Johnny Cash: American VI: Ain’t No Grave

If Ain’t No Grave, the final installment in Johnny Cash’s rich collaboration with producer Rick Rubin, had appeared in, say, 1980, in the midst of an otherwise undistinguished run of Cash albums, it would have hardly caused a ripple. The raw ingredients—a few covers of well-known country hits, a couple of traditional folk songs, an original sacred composition—reprise the same formula that Cash employed since the early ’70s. It had all been done before, and many times.
But because these are the final recordings (no, really, we mean it this time) of a musical titan who dominated half a century, the songs here will be scrutinized far more closely than his earlier material. You may recall the 2006 posthumous album American V: A Hundred Highways, formerly billed as the Man in Black’s last musical will and testament. It turns out there were 10 more tracks in the vault, recorded during the same 2002 and 2003 sessions that produced American V. Hence, Ain’t No Grave.
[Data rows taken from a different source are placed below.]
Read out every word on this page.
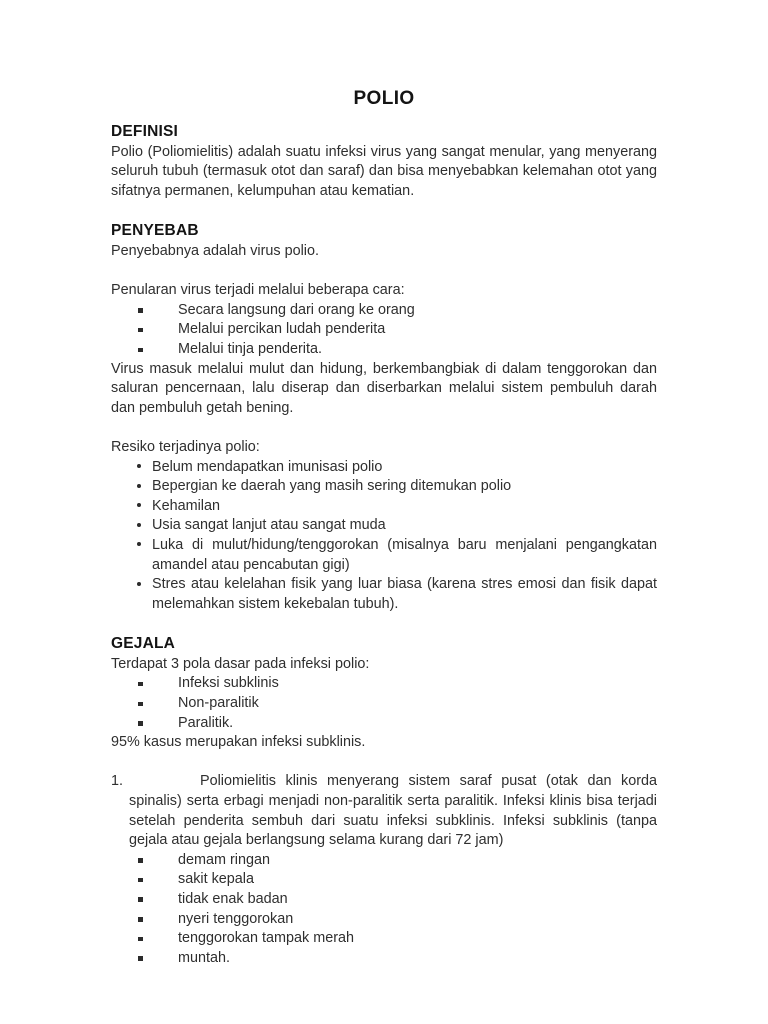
POLIO
DEFINISI

Polio (Poliomielitis) adalah suatu infeksi virus yang sangat menular, yang menyerang seluruh tubuh (termasuk otot dan saraf) dan bisa menyebabkan kelemahan otot yang sifatnya permanen, kelumpuhan atau kematian.

PENYEBAB

Penyebabnya adalah virus polio.

Penularan virus terjadi melalui beberapa cara:

Secara langsung dari orang ke orang
Melalui percikan ludah penderita
Melalui tinja penderita.

Virus masuk melalui mulut dan hidung, berkembangbiak di dalam tenggorokan dan saluran pencernaan, lalu diserap dan diserbarkan melalui sistem pembuluh darah dan pembuluh getah bening.

Resiko terjadinya polio:

Belum mendapatkan imunisasi polio
Bepergian ke daerah yang masih sering ditemukan polio
Kehamilan
Usia sangat lanjut atau sangat muda
Luka di mulut/hidung/tenggorokan (misalnya baru menjalani pengangkatan amandel atau pencabutan gigi)
Stres atau kelelahan fisik yang luar biasa (karena stres emosi dan fisik dapat melemahkan sistem kekebalan tubuh).
GEJALA

Terdapat 3 pola dasar pada infeksi polio:

Infeksi subklinis
Non-paralitik
Paralitik.

95% kasus merupakan infeksi subklinis.

1.	Poliomielitis klinis menyerang sistem saraf pusat (otak dan korda spinalis) serta erbagi menjadi non-paralitik serta paralitik. Infeksi klinis bisa terjadi setelah penderita sembuh dari suatu infeksi subklinis. Infeksi subklinis (tanpa gejala atau gejala berlangsung selama kurang dari 72 jam)
demam ringan
sakit kepala
tidak enak badan
nyeri tenggorokan
tenggorokan tampak merah
muntah.
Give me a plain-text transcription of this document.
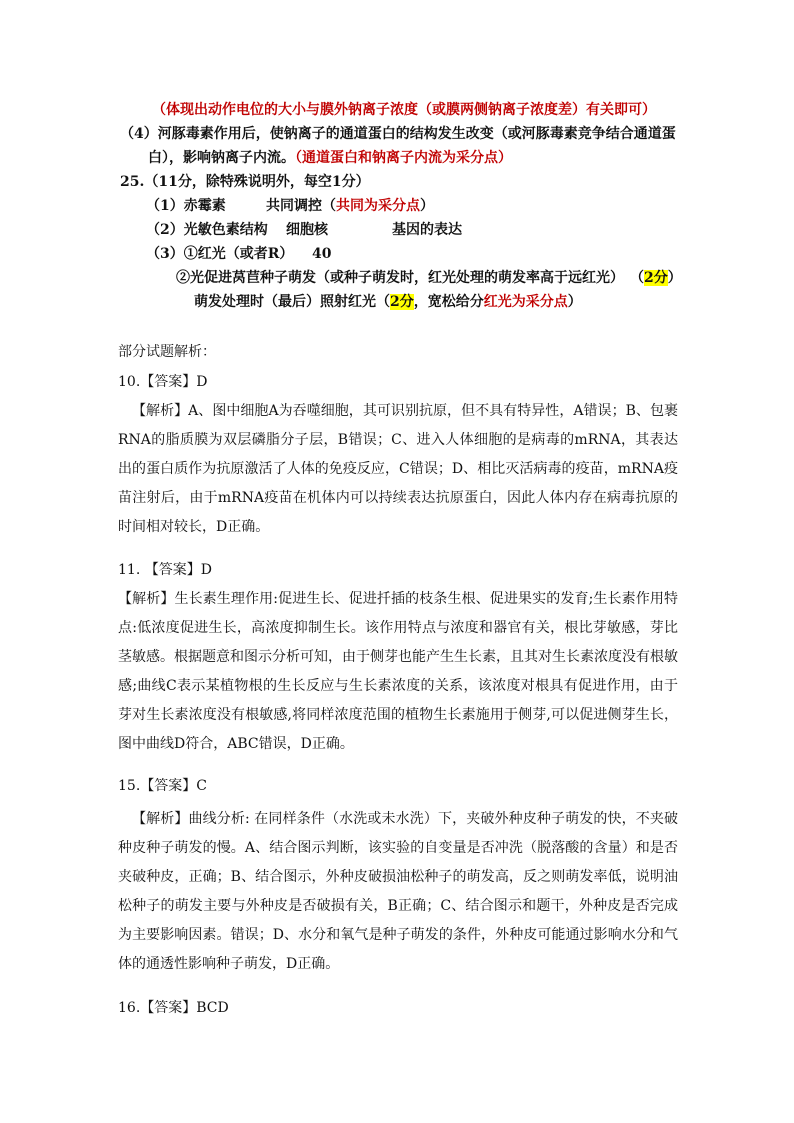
（体现出动作电位的大小与膜外钠离子浓度（或膜两侧钠离子浓度差）有关即可）
（4）河豚毒素作用后，使钠离子的通道蛋白的结构发生改变（或河豚毒素竞争结合通道蛋
白），影响钠离子内流。（通道蛋白和钠离子内流为采分点）
25.（11分，除特殊说明外，每空1分）
（1）赤霉素	共同调控（共同为采分点）
（2）光敏色素结构 细胞核	基因的表达
（3）①红光（或者R） 40
②光促进莴苣种子萌发（或种子萌发时，红光处理的萌发率高于远红光） （2分）
萌发处理时（最后）照射红光（2分，宽松给分红光为采分点）
部分试题解析：
10.【答案】D
【解析】A、图中细胞A为吞噬细胞，其可识别抗原，但不具有特异性，A错误；B、包裹RNA的脂质膜为双层磷脂分子层，B错误；C、进入人体细胞的是病毒的mRNA，其表达出的蛋白质作为抗原激活了人体的免疫反应，C错误；D、相比灭活病毒的疫苗，mRNA疫苗注射后，由于mRNA疫苗在机体内可以持续表达抗原蛋白，因此人体内存在病毒抗原的时间相对较长，D正确。
11. 【答案】D
【解析】生长素生理作用:促进生长、促进扦插的枝条生根、促进果实的发育;生长素作用特点:低浓度促进生长，高浓度抑制生长。该作用特点与浓度和器官有关，根比芽敏感，芽比茎敏感。根据题意和图示分析可知，由于侧芽也能产生生长素，且其对生长素浓度没有根敏感;曲线C表示某植物根的生长反应与生长素浓度的关系，该浓度对根具有促进作用，由于芽对生长素浓度没有根敏感,将同样浓度范围的植物生长素施用于侧芽,可以促进侧芽生长，图中曲线D符合，ABC错误，D正确。
15.【答案】C
【解析】曲线分析: 在同样条件（水洗或未水洗）下，夹破外种皮种子萌发的快，不夹破种皮种子萌发的慢。A、结合图示判断，该实验的自变量是否冲洗（脱落酸的含量）和是否夹破种皮，正确；B、结合图示，外种皮破损油松种子的萌发高，反之则萌发率低，说明油松种子的萌发主要与外种皮是否破损有关，B正确；C、结合图示和题干，外种皮是否完成为主要影响因素。错误；D、水分和氧气是种子萌发的条件，外种皮可能通过影响水分和气体的通透性影响种子萌发，D正确。
16.【答案】BCD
This is clearly the inferior batch of tunes, rightly relegated to outtake status. But while the songs are sometimes slight and the performances undeniably shaky, Cash utterly owns the material, exuding such a commanding gravitas and powerful sense of soul that the album works in spite of its faults. As is true of all the American Recordings, Rubin’s production is stark. The focus is on Cash’s ravaged, straining, world-weary voice: Like that of Billie Holiday on 1958’s Lady in Satin, or Marianne Faithfull on 1979’s Broken English, it conveys more in its shattered diminishment than most singers can conjure in their prime.